Dr. Eppstein: Zu allererst sollte eine frisch vernähte Narbe geschont werden. Denn je früher Scherkräfte auf die Narbe kommen, desto schlechter für die Narbe, da sie dadurch unschöner verheilen kann. Da UV-Strahlung schlecht für eine Narbe ist, empfehle ich die Narbe das erste halbe Jahr oder sogar das erste Jahr vor UV-Strahlung zu schützen. Konkret bedeutet das, die Narbe jedes Mal abzudecken, wenn man in die Sonne geht und zusätzlich einen Sonnenschutz, also 30er oder 50er-Sonnencreme, auf die Narbe aufzutragen. Darüber hinaus rate ich, die ersten drei Monate nicht ins Chlorwasser zu gehen. Denn Chlor kann auch die Pigmentierung einer frischen Narbe negativ beeinflussen. Außerdem hilft eine Narbenmassage nach dem Fadenzug, bei der man die Narbe mit kleinen kreisförmigen Bewegungen unter Druck massiert. Wenn die Narbe rötlich wird oder anfängt, wulstig zu werden, dann kann man frühzeitig mit Silikongels oder Silikonpflastern anfangen, die eine Narbe auch günstig beeinflussen können. Als weiteren Schritt kann man mit gezielten Kortison-Injektionen eine Verschlechterung oft verhindern.

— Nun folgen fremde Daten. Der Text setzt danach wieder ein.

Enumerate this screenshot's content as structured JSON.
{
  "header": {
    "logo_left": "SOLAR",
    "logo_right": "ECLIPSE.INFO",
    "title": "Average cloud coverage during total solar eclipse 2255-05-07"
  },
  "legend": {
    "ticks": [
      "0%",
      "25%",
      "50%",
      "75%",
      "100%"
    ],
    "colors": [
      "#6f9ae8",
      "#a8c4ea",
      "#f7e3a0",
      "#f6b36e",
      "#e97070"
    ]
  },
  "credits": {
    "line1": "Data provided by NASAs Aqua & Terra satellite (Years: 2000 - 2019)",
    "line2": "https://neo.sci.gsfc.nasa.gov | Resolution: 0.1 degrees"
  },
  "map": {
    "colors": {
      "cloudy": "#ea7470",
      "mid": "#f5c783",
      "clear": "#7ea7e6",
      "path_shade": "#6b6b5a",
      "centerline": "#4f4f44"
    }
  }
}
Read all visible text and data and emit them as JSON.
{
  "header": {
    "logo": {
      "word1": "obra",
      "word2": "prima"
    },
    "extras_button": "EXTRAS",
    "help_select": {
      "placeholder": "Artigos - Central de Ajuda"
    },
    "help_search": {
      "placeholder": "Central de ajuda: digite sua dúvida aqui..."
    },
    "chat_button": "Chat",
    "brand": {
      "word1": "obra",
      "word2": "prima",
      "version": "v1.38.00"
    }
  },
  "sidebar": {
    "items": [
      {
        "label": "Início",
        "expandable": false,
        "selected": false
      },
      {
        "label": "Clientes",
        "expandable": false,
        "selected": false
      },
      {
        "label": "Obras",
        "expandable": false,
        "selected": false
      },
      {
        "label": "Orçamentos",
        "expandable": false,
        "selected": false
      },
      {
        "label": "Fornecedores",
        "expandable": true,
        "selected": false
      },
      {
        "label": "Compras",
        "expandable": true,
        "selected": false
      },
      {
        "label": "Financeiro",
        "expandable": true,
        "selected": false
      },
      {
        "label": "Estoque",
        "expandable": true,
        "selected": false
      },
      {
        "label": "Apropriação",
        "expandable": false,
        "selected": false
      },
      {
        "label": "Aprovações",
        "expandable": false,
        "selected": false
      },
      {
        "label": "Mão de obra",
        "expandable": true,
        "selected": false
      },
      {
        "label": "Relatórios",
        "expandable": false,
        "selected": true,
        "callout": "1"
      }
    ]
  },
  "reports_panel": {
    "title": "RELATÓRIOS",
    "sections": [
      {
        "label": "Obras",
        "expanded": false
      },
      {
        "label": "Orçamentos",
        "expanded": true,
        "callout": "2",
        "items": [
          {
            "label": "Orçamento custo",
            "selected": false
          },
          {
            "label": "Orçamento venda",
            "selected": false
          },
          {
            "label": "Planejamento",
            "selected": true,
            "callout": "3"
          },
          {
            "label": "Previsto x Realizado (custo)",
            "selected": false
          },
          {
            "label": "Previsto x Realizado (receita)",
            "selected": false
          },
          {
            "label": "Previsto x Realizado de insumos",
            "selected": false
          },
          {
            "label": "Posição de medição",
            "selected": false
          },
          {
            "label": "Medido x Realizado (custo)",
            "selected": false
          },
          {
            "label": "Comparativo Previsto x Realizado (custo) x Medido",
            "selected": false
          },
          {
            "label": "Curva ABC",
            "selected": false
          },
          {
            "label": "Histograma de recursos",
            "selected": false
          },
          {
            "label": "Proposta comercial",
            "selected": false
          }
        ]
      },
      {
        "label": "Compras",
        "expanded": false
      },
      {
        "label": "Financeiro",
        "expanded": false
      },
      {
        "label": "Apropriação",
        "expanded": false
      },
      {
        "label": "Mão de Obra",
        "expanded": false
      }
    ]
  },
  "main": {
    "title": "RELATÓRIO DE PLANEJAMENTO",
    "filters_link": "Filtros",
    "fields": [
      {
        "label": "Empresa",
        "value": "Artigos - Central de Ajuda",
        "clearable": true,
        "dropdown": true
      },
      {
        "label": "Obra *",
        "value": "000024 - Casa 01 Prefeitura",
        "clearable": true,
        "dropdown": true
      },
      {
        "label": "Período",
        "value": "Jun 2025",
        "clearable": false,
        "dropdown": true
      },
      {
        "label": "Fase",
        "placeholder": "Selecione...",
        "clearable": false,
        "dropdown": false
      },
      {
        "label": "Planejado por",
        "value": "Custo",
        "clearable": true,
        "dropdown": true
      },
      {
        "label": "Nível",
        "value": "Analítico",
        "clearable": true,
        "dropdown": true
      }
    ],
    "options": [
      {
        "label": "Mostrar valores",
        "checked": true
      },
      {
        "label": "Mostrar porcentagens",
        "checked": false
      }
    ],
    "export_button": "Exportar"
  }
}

myBody: Sie haben von Juckreiz und Schmerzen gesprochen, die Keloide verursachen können. Besteht die Chance, dass die Krankenkasse die Entfernung oder die Behandlung bezahlt?
Dr. Eppstein: Das ist schwierig, denn die Kassen bezahlen diese Behandlung nur in seltenen Einzelfällen. In der Regel ist das eine Selbstzahler-Leistung.
myBody: Und mit welchen Kosten kann man grob rechnen?
Dr. Eppstein: Das hängt von der Größe und der Anzahl der Narben ab. Die Behandlung beginnt ab 800 Euro.
myBody: Gibt es weitere Einsatzgebiete der Kryotherapie oder kommt das Verfahren derzeit nur für Narbenbehandlungen infrage?
Dr. Eppstein: Weitere Einsatzgebiete sind Gegenstand der Forschung. Momentan wird daran geforscht, inwiefern die Kryotherapie bei Basalzellkarzinomen – das ist eine Hautkrebsart – bei älteren Patienten an der unteren Extremität angewendet werden kann und inwiefern sich so eine Therapie mit einer chirurgischen Therapie vergleichen lässt. Die Hypothese ist, dass so eine Kryotherapie mit weniger Nebenwirkungen, weniger Komplikationen, jedoch mit demselben Erfolg einhergeht. Aber diese Forschungen sind noch nicht abgeschlossen und die Ergebnisse noch offen.


Dr. med. Ron Julius Eppstein ist Facharzt für Plastische und Ästhetische Chirurgie und Inhaber der im Dezember 2017 gegründeten Eppstein-Klinik. Zu seinen Spezialgebieten zählen die Brustchirurgie, Bauchdeckenstraffung, Fettabsaugung und Kryotherapie. Dr. Eppstein ist Co-Autor zahlreicher Publikationen zu Themen der Verbrennungschirurgie sowie der Narbenchirurgie.